Canterbury cautioned CEO McMillion that in selling such merchandise, “Commercializing our differences will not help our local police and communities to build greater trust and respect for one another.”
“Bulletproof” merchandise to be removed, “Black Lives Matter” to remain
Walmart executives appeared to have given consideration to Canterbury’s letter, written on behalf of all FOP members. Walmart rissued a statement Tuesday, Dec. 20, stating that merchandise with the “bulletproof” and “Black Lives Matter” slogans will be removed from Walmart’s online marketplace website.
However, merchandise with only the “Black Lives Matter” slogan would not be removed—and will still be offered for sale on the website.
The removal of “bulletproof” items will help deter “third party sellers from profiting from racial division” as Canterbury stated in his letter.
Earlier, LawOfficer.com reported how “bulletproof” and “Black Lives Matter” merchandise were being sold on Walmart’s online site (by a Connecticut apparel dealer, Old Glory Merchandise).
The “Black Lives Matter” slogan, and the movement itself began in 2012 after the death of Trayvon Martin.

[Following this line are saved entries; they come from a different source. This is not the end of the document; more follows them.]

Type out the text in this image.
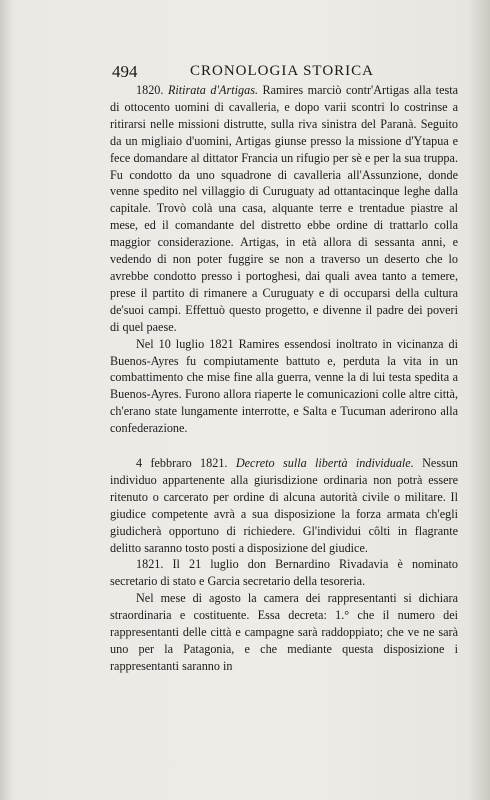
494	CRONOLOGIA STORICA

1820. Ritirata d'Artigas. Ramires marciò contr'Artigas alla testa di ottocento uomini di cavalleria, e dopo varii scontri lo costrinse a ritirarsi nelle missioni distrutte, sulla riva sinistra del Paranà. Seguito da un migliaio d'uomini, Artigas giunse presso la missione d'Ytapua e fece domandare al dittator Francia un rifugio per sè e per la sua truppa. Fu condotto da uno squadrone di cavalleria all'Assunzione, donde venne spedito nel villaggio di Curuguaty ad ottantacinque leghe dalla capitale. Trovò colà una casa, alquante terre e trentadue piastre al mese, ed il comandante del distretto ebbe ordine di trattarlo colla maggior considerazione. Artigas, in età allora di sessanta anni, e vedendo di non poter fuggire se non a traverso un deserto che lo avrebbe condotto presso i portoghesi, dai quali avea tanto a temere, prese il partito di rimanere a Curuguaty e di occuparsi della cultura de'suoi campi. Effettuò questo progetto, e divenne il padre dei poveri di quel paese.

Nel 10 luglio 1821 Ramires essendosi inoltrato in vicinanza di Buenos-Ayres fu compiutamente battuto e, perduta la vita in un combattimento che mise fine alla guerra, venne la di lui testa spedita a Buenos-Ayres. Furono allora riaperte le comunicazioni colle altre città, ch'erano state lungamente interrotte, e Salta e Tucuman aderirono alla confederazione.

4 febbraro 1821. Decreto sulla libertà individuale. Nessun individuo appartenente alla giurisdizione ordinaria non potrà essere ritenuto o carcerato per ordine di alcuna autorità civile o militare. Il giudice competente avrà a sua disposizione la forza armata ch'egli giudicherà opportuno di richiedere. Gl'individui côlti in flagrante delitto saranno tosto posti a disposizione del giudice.

1821. Il 21 luglio don Bernardino Rivadavia è nominato secretario di stato e Garcia secretario della tesoreria.

Nel mese di agosto la camera dei rappresentanti si dichiara straordinaria e costituente. Essa decreta: 1.° che il numero dei rappresentanti delle città e campagne sarà raddoppiato; che ve ne sarà uno per la Patagonia, e che mediante questa disposizione i rappresentanti saranno in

Both gained more attention after several officer-involved shootings in 2014. Despite any well-meaning intentions, the combination of “Black Lives Matter” with the phrase “bulletproof,” the term can seem quite offensive to law enforcement personnel in more ways than one.
The “Bulletproof/Black Lives Matter” apparel is still available on other websites, including Etsy and Ebay.